Stocks soar, unemployment passes 10 percent and the dollar slumps
By Peter Morici
web posted November 9, 2009
Stocks are soaring, yet unemployment surges and the dollar slumps. A contradiction made possible by Washington's neglect of international challenges to U.S. growth.
During the recent expansion, the trade deficit swelled to more than $700 billion or five percent of GDP. Americans borrowed from abroad, mostly to pay for oil and Chinese consumer goods. They posted as collateral homes at values inflated by slap-dash appraisals and slick Wall Street financial engineering.
Ultimately, homeowners defaulted on mortgages, home prices tanked, banks failed, retail sales collapsed, and layoffs soared.
President Bush and the Federal Reserve rescued the biggest banks with the TARP and nearly $2 trillion in easy loans. Sadly, the scions of Wall Street were not so generous with their debtors, jacking up credit card fees to squeeze new profits.
Enter President Obama, promising stimulus spending on infrastructure to create private sector jobs. Instead, only $100 billion of the $759 billion package is slated for brick and mortar, as the rest is shoring up bloated government agencies and funding temporary tax cuts that mostly pay down consumer debt.
Ten months into Obama's era of new hope, new unemployment claims still exceed 500 thousand each week, job applicants outnumber positions 6 to 1, and unemployment stands at 10.2 percent.
In Congress, Speaker Pelosi is ramming through "cost cutting" health care reforms that will require $200 billion annually in additional insurance premiums and taxes and push health care spending above 20 percent of GDP. In France and Germany, that figure is only 12 percent, indicating a worsening competitive burden to U.S. jobs creation.
Private businesses, recognizing policies bent on economic stagnation, continue slashing payrolls and inventories to accommodate poorer consumers and anemic growth going forward.
The 3.5 percent GDP advance posted in the third quarter was juiced by cash for clunkers and a slower inventory rundown -- in the arcane world of GDP accounting, those boosted growth by 1.9 percentage points.
Lacking exports to pay for oil and Chinese televisions, sustainable growth remains below the three percent necessary to pull down unemployment.

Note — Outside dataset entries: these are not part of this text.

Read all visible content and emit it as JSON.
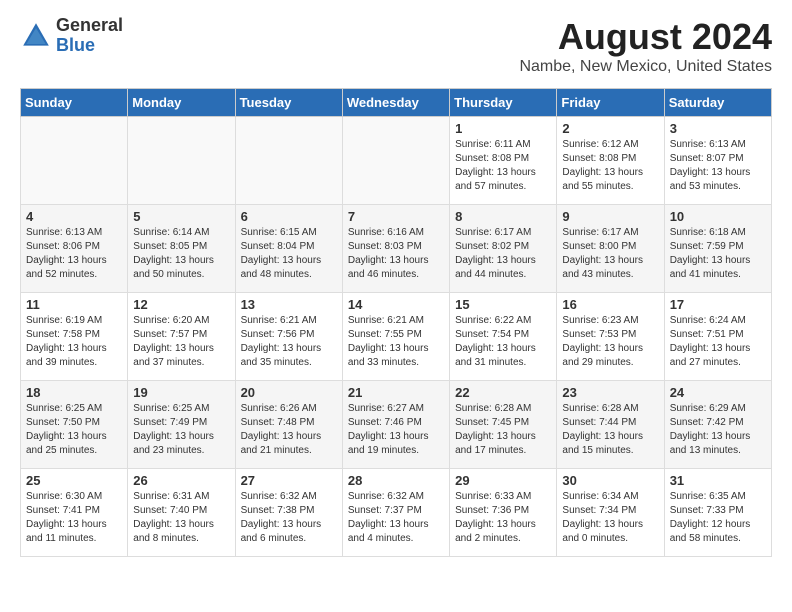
{
  "header": {
    "logo": {
      "general": "General",
      "blue": "Blue"
    },
    "title": "August 2024",
    "subtitle": "Nambe, New Mexico, United States"
  },
  "calendar": {
    "weekdays": [
      "Sunday",
      "Monday",
      "Tuesday",
      "Wednesday",
      "Thursday",
      "Friday",
      "Saturday"
    ],
    "weeks": [
      [
        {
          "day": "",
          "info": ""
        },
        {
          "day": "",
          "info": ""
        },
        {
          "day": "",
          "info": ""
        },
        {
          "day": "",
          "info": ""
        },
        {
          "day": "1",
          "info": "Sunrise: 6:11 AM\nSunset: 8:08 PM\nDaylight: 13 hours\nand 57 minutes."
        },
        {
          "day": "2",
          "info": "Sunrise: 6:12 AM\nSunset: 8:08 PM\nDaylight: 13 hours\nand 55 minutes."
        },
        {
          "day": "3",
          "info": "Sunrise: 6:13 AM\nSunset: 8:07 PM\nDaylight: 13 hours\nand 53 minutes."
        }
      ],
      [
        {
          "day": "4",
          "info": "Sunrise: 6:13 AM\nSunset: 8:06 PM\nDaylight: 13 hours\nand 52 minutes."
        },
        {
          "day": "5",
          "info": "Sunrise: 6:14 AM\nSunset: 8:05 PM\nDaylight: 13 hours\nand 50 minutes."
        },
        {
          "day": "6",
          "info": "Sunrise: 6:15 AM\nSunset: 8:04 PM\nDaylight: 13 hours\nand 48 minutes."
        },
        {
          "day": "7",
          "info": "Sunrise: 6:16 AM\nSunset: 8:03 PM\nDaylight: 13 hours\nand 46 minutes."
        },
        {
          "day": "8",
          "info": "Sunrise: 6:17 AM\nSunset: 8:02 PM\nDaylight: 13 hours\nand 44 minutes."
        },
        {
          "day": "9",
          "info": "Sunrise: 6:17 AM\nSunset: 8:00 PM\nDaylight: 13 hours\nand 43 minutes."
        },
        {
          "day": "10",
          "info": "Sunrise: 6:18 AM\nSunset: 7:59 PM\nDaylight: 13 hours\nand 41 minutes."
        }
      ],
      [
        {
          "day": "11",
          "info": "Sunrise: 6:19 AM\nSunset: 7:58 PM\nDaylight: 13 hours\nand 39 minutes."
        },
        {
          "day": "12",
          "info": "Sunrise: 6:20 AM\nSunset: 7:57 PM\nDaylight: 13 hours\nand 37 minutes."
        },
        {
          "day": "13",
          "info": "Sunrise: 6:21 AM\nSunset: 7:56 PM\nDaylight: 13 hours\nand 35 minutes."
        },
        {
          "day": "14",
          "info": "Sunrise: 6:21 AM\nSunset: 7:55 PM\nDaylight: 13 hours\nand 33 minutes."
        },
        {
          "day": "15",
          "info": "Sunrise: 6:22 AM\nSunset: 7:54 PM\nDaylight: 13 hours\nand 31 minutes."
        },
        {
          "day": "16",
          "info": "Sunrise: 6:23 AM\nSunset: 7:53 PM\nDaylight: 13 hours\nand 29 minutes."
        },
        {
          "day": "17",
          "info": "Sunrise: 6:24 AM\nSunset: 7:51 PM\nDaylight: 13 hours\nand 27 minutes."
        }
      ],
      [
        {
          "day": "18",
          "info": "Sunrise: 6:25 AM\nSunset: 7:50 PM\nDaylight: 13 hours\nand 25 minutes."
        },
        {
          "day": "19",
          "info": "Sunrise: 6:25 AM\nSunset: 7:49 PM\nDaylight: 13 hours\nand 23 minutes."
        },
        {
          "day": "20",
          "info": "Sunrise: 6:26 AM\nSunset: 7:48 PM\nDaylight: 13 hours\nand 21 minutes."
        },
        {
          "day": "21",
          "info": "Sunrise: 6:27 AM\nSunset: 7:46 PM\nDaylight: 13 hours\nand 19 minutes."
        },
        {
          "day": "22",
          "info": "Sunrise: 6:28 AM\nSunset: 7:45 PM\nDaylight: 13 hours\nand 17 minutes."
        },
        {
          "day": "23",
          "info": "Sunrise: 6:28 AM\nSunset: 7:44 PM\nDaylight: 13 hours\nand 15 minutes."
        },
        {
          "day": "24",
          "info": "Sunrise: 6:29 AM\nSunset: 7:42 PM\nDaylight: 13 hours\nand 13 minutes."
        }
      ],
      [
        {
          "day": "25",
          "info": "Sunrise: 6:30 AM\nSunset: 7:41 PM\nDaylight: 13 hours\nand 11 minutes."
        },
        {
          "day": "26",
          "info": "Sunrise: 6:31 AM\nSunset: 7:40 PM\nDaylight: 13 hours\nand 8 minutes."
        },
        {
          "day": "27",
          "info": "Sunrise: 6:32 AM\nSunset: 7:38 PM\nDaylight: 13 hours\nand 6 minutes."
        },
        {
          "day": "28",
          "info": "Sunrise: 6:32 AM\nSunset: 7:37 PM\nDaylight: 13 hours\nand 4 minutes."
        },
        {
          "day": "29",
          "info": "Sunrise: 6:33 AM\nSunset: 7:36 PM\nDaylight: 13 hours\nand 2 minutes."
        },
        {
          "day": "30",
          "info": "Sunrise: 6:34 AM\nSunset: 7:34 PM\nDaylight: 13 hours\nand 0 minutes."
        },
        {
          "day": "31",
          "info": "Sunrise: 6:35 AM\nSunset: 7:33 PM\nDaylight: 12 hours\nand 58 minutes."
        }
      ]
    ]
  }
}
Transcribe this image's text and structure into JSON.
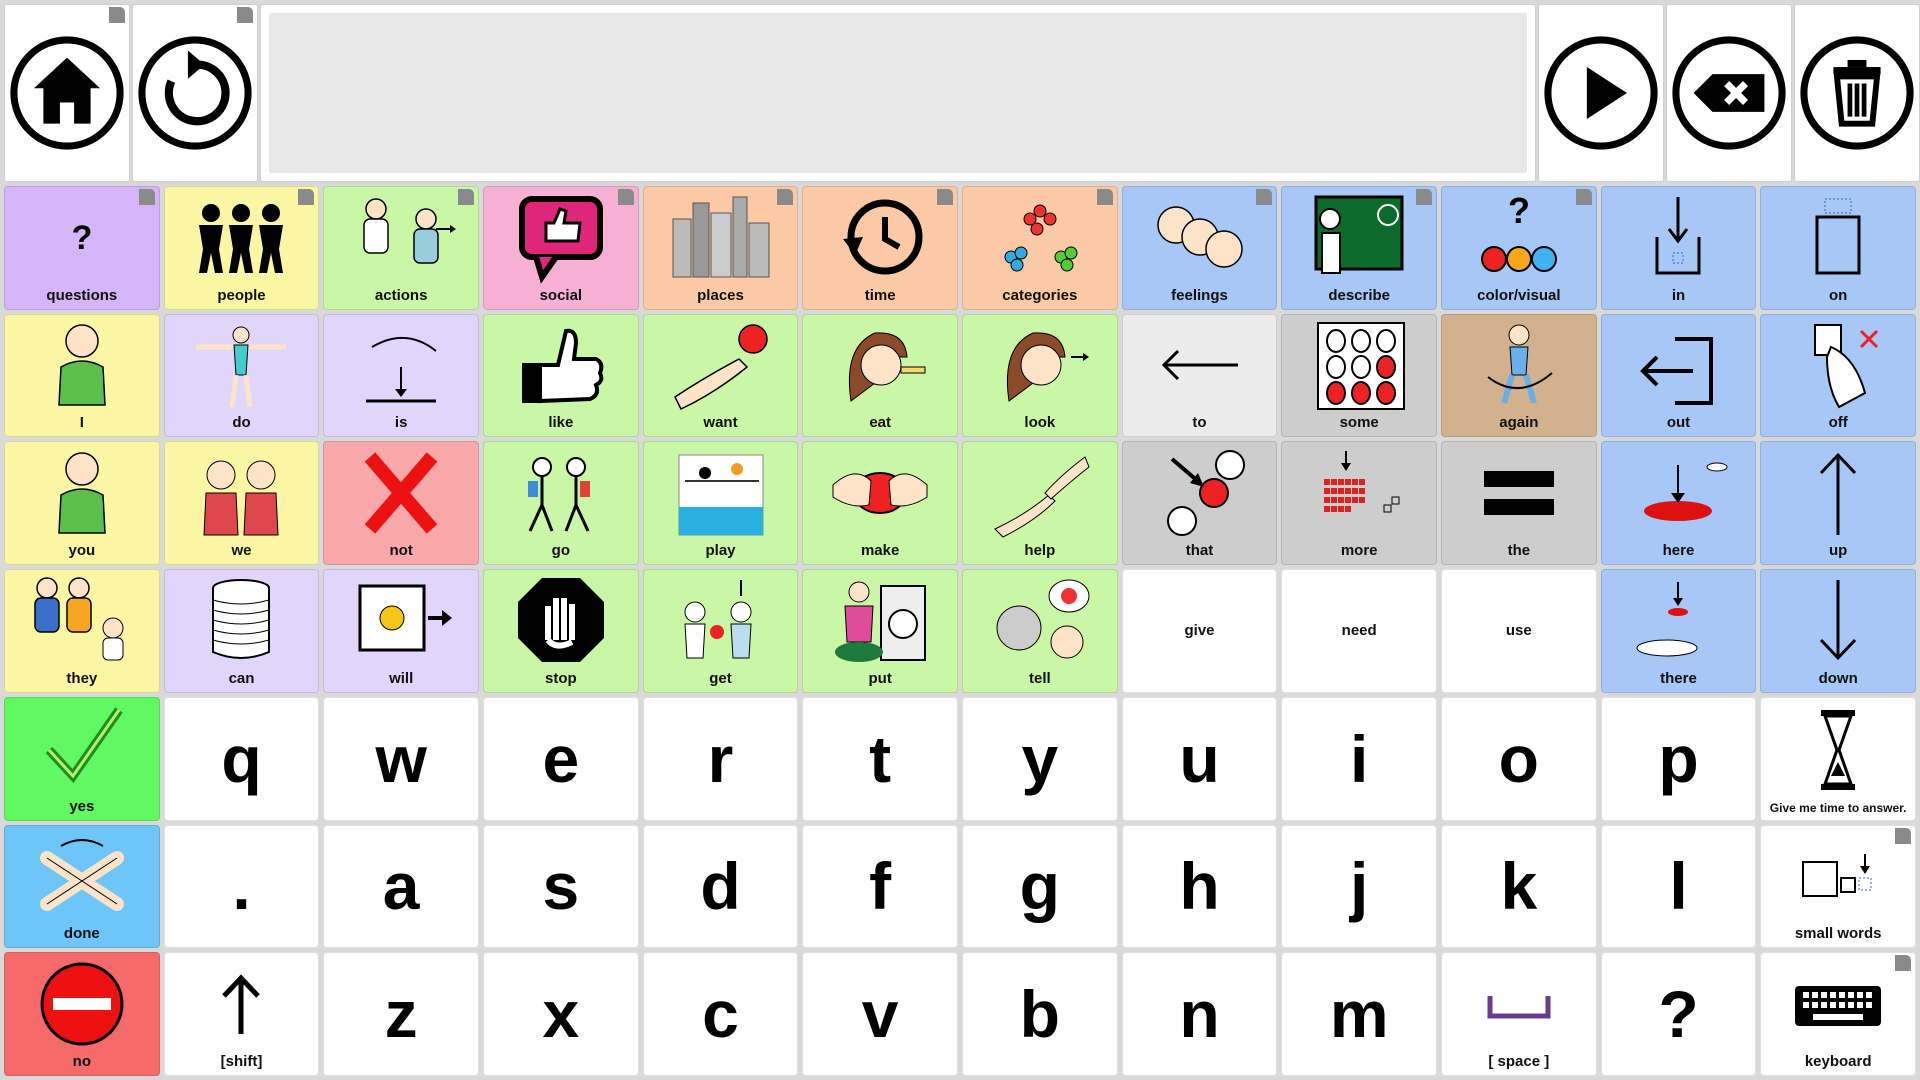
{
  "toolbar": {
    "home_icon": "home-icon",
    "undo_icon": "undo-icon",
    "message": "",
    "speak_icon": "play-icon",
    "backspace_icon": "backspace-icon",
    "clear_icon": "trash-icon"
  },
  "rows": [
    [
      {
        "label": "questions",
        "color": "purple",
        "icon": "question-icon"
      },
      {
        "label": "people",
        "color": "yellow",
        "icon": "people-icon"
      },
      {
        "label": "actions",
        "color": "lgreen",
        "icon": "actions-icon"
      },
      {
        "label": "social",
        "color": "pink",
        "icon": "social-icon"
      },
      {
        "label": "places",
        "color": "peach",
        "icon": "places-icon"
      },
      {
        "label": "time",
        "color": "peach",
        "icon": "clock-icon"
      },
      {
        "label": "categories",
        "color": "peach",
        "icon": "categories-icon"
      },
      {
        "label": "feelings",
        "color": "blue",
        "icon": "feelings-icon"
      },
      {
        "label": "describe",
        "color": "blue",
        "icon": "describe-icon"
      },
      {
        "label": "color/visual",
        "color": "blue",
        "icon": "color-icon"
      },
      {
        "label": "in",
        "color": "blue",
        "icon": "in-icon"
      },
      {
        "label": "on",
        "color": "blue",
        "icon": "on-icon"
      }
    ],
    [
      {
        "label": "I",
        "color": "yellow",
        "icon": "person-icon"
      },
      {
        "label": "do",
        "color": "lav",
        "icon": "do-icon"
      },
      {
        "label": "is",
        "color": "lav",
        "icon": "is-icon"
      },
      {
        "label": "like",
        "color": "lgreen",
        "icon": "thumbs-up-icon"
      },
      {
        "label": "want",
        "color": "lgreen",
        "icon": "want-icon"
      },
      {
        "label": "eat",
        "color": "lgreen",
        "icon": "eat-icon"
      },
      {
        "label": "look",
        "color": "lgreen",
        "icon": "look-icon"
      },
      {
        "label": "to",
        "color": "lgray",
        "icon": "arrow-left-icon"
      },
      {
        "label": "some",
        "color": "gray",
        "icon": "some-icon"
      },
      {
        "label": "again",
        "color": "tan",
        "icon": "again-icon"
      },
      {
        "label": "out",
        "color": "blue",
        "icon": "out-icon"
      },
      {
        "label": "off",
        "color": "blue",
        "icon": "off-icon"
      }
    ],
    [
      {
        "label": "you",
        "color": "yellow",
        "icon": "person-icon"
      },
      {
        "label": "we",
        "color": "yellow",
        "icon": "we-icon"
      },
      {
        "label": "not",
        "color": "red",
        "icon": "cross-icon"
      },
      {
        "label": "go",
        "color": "lgreen",
        "icon": "go-icon"
      },
      {
        "label": "play",
        "color": "lgreen",
        "icon": "play-sport-icon"
      },
      {
        "label": "make",
        "color": "lgreen",
        "icon": "make-icon"
      },
      {
        "label": "help",
        "color": "lgreen",
        "icon": "help-icon"
      },
      {
        "label": "that",
        "color": "gray",
        "icon": "that-icon"
      },
      {
        "label": "more",
        "color": "gray",
        "icon": "more-icon"
      },
      {
        "label": "the",
        "color": "gray",
        "icon": "equals-icon"
      },
      {
        "label": "here",
        "color": "blue",
        "icon": "here-icon"
      },
      {
        "label": "up",
        "color": "blue",
        "icon": "arrow-up-icon"
      }
    ],
    [
      {
        "label": "they",
        "color": "yellow",
        "icon": "they-icon"
      },
      {
        "label": "can",
        "color": "lav",
        "icon": "can-icon"
      },
      {
        "label": "will",
        "color": "lav",
        "icon": "will-icon"
      },
      {
        "label": "stop",
        "color": "lgreen",
        "icon": "stop-icon"
      },
      {
        "label": "get",
        "color": "lgreen",
        "icon": "get-icon"
      },
      {
        "label": "put",
        "color": "lgreen",
        "icon": "put-icon"
      },
      {
        "label": "tell",
        "color": "lgreen",
        "icon": "tell-icon"
      },
      {
        "label": "give",
        "color": "white",
        "icon": ""
      },
      {
        "label": "need",
        "color": "white",
        "icon": ""
      },
      {
        "label": "use",
        "color": "white",
        "icon": ""
      },
      {
        "label": "there",
        "color": "blue",
        "icon": "there-icon"
      },
      {
        "label": "down",
        "color": "blue",
        "icon": "arrow-down-icon"
      }
    ],
    [
      {
        "label": "yes",
        "color": "green",
        "icon": "check-icon"
      },
      {
        "letter": "q"
      },
      {
        "letter": "w"
      },
      {
        "letter": "e"
      },
      {
        "letter": "r"
      },
      {
        "letter": "t"
      },
      {
        "letter": "y"
      },
      {
        "letter": "u"
      },
      {
        "letter": "i"
      },
      {
        "letter": "o"
      },
      {
        "letter": "p"
      },
      {
        "label": "Give me time to answer.",
        "color": "white",
        "icon": "hourglass-icon"
      }
    ],
    [
      {
        "label": "done",
        "color": "sky",
        "icon": "done-icon"
      },
      {
        "letter": "."
      },
      {
        "letter": "a"
      },
      {
        "letter": "s"
      },
      {
        "letter": "d"
      },
      {
        "letter": "f"
      },
      {
        "letter": "g"
      },
      {
        "letter": "h"
      },
      {
        "letter": "j"
      },
      {
        "letter": "k"
      },
      {
        "letter": "l"
      },
      {
        "label": "small words",
        "color": "white",
        "icon": "small-words-icon"
      }
    ],
    [
      {
        "label": "no",
        "color": "coral",
        "icon": "no-entry-icon"
      },
      {
        "label": "[shift]",
        "color": "white",
        "icon": "shift-icon"
      },
      {
        "letter": "z"
      },
      {
        "letter": "x"
      },
      {
        "letter": "c"
      },
      {
        "letter": "v"
      },
      {
        "letter": "b"
      },
      {
        "letter": "n"
      },
      {
        "letter": "m"
      },
      {
        "label": "[ space ]",
        "color": "white",
        "icon": "space-icon"
      },
      {
        "letter": "?"
      },
      {
        "label": "keyboard",
        "color": "white",
        "icon": "keyboard-icon"
      }
    ]
  ],
  "folders": [
    "questions",
    "people",
    "actions",
    "social",
    "places",
    "time",
    "categories",
    "feelings",
    "describe",
    "color/visual",
    "small words",
    "keyboard"
  ]
}
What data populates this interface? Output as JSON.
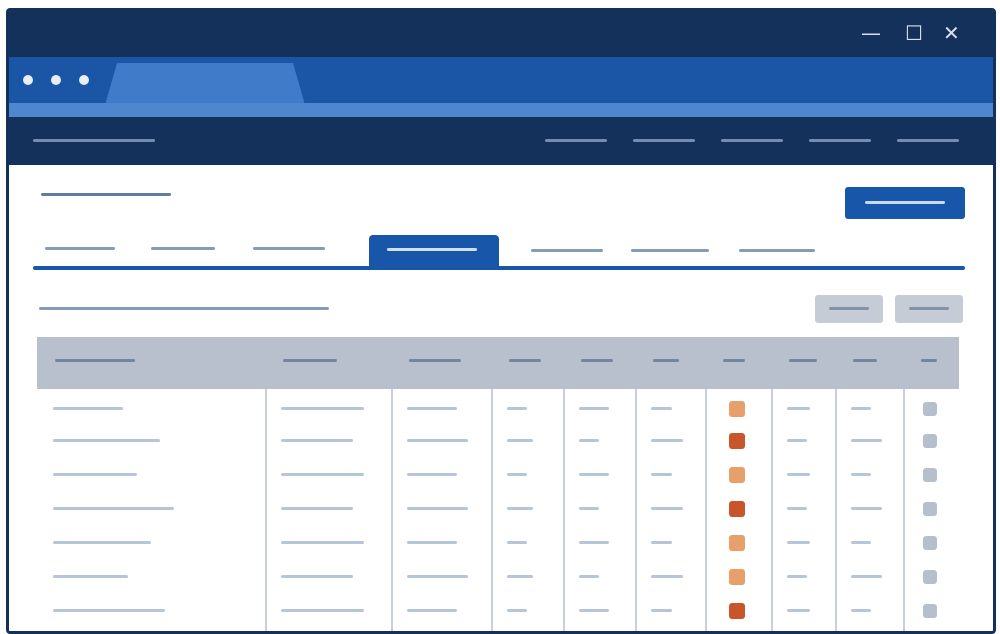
{
  "window": {
    "controls": {
      "minimize": "—",
      "maximize": "☐",
      "close": "✕"
    }
  },
  "icons": {
    "minimize": "minimize-icon",
    "maximize": "maximize-icon",
    "close": "close-icon"
  },
  "colors": {
    "titlebar": "#13315a",
    "tabbar": "#1a55a6",
    "accent": "#1756a8",
    "status_light": "#e8a06a",
    "status_dark": "#c9552a",
    "header_bg": "#b7c0cc"
  },
  "table": {
    "rows": [
      {
        "status": "light"
      },
      {
        "status": "dark"
      },
      {
        "status": "light"
      },
      {
        "status": "dark"
      },
      {
        "status": "light"
      },
      {
        "status": "light"
      },
      {
        "status": "dark"
      }
    ]
  }
}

Simply, annual productivity and labor force growth are two and one percent, respectively. GDP growth must exceed the sum of those numbers, or businesses can meet new demand while unemployment hangs above 10 percent.
China will grow ten percent next year, and Asia will boom. Big U.S. companies like Caterpillar and GE that manufacture and sell there will prosper.
Prospects for stronger Asian growth and even a modest U.S. recovery are enough to power profits for American multinationals. Add the expected bonanza to drug and medical device makers from health care reform, and stock prices are up even as the unemployed languish in despair.
Meanwhile, Washington is driving the dollar down against foreign currencies by hawking $2 trillion in new Treasuries to pay for bank bailouts, reckless stimulus and other fiscal foolishness.
Foreign central banks and investors don't hold greenbacks -- they prefer Treasury securities which pay interest. All those Obama Bonds increase the supply of the dollar-denominated securities in international markets, while inflation worries drive investors away from those securities into gold, euro and yen.
Increase supply, sabotage demand, and the dollar tanks, whether measured in gold, euro, yen, or yak eggs on the plains of Tibet. Add talk of a global currency from disgusted foreign central bankers, and worries abound about a final dollar panic.
With consumers unable to borrow and spend like the good old days, U.S. exports must surge and imports abate to create enough new customers for what Americans produce. Only that will power U.S. growth robust enough to generate the taxes necessary to stem Washington's borrowing, printing press promiscuity, and the dollar weakness.
Unfortunately, a cheap greenback against the euro and yen is not likely to boost exports enough, because Europe and Japan have only middling growth prospects too.
U.S. imports will rise, because oil is priced in dollars and China continues to fix the yuan against the dollar at an arbitrarily low level to subsidize its exports. Those rising imports could sap demand for U.S. goods and services enough to instigate the dreaded double dip recession in late 2010.
Blind to Chinese mercantilism, President Obama has no credible plan to boost exports or reduce imports. Democrats' obsession with health care, global warming and social issues only raise business costs and exacerbate the resulting malaise.
U.S. stocks may ride the Chinese miracle, but American workers will suffer lost hope, and the dollar may become cheaper than wallpaper in foreign markets before the follies end.
Peter Morici is a Professor at the Smith School of Business, University of Maryland, and former Chief Economist at the United States International Trade Commission.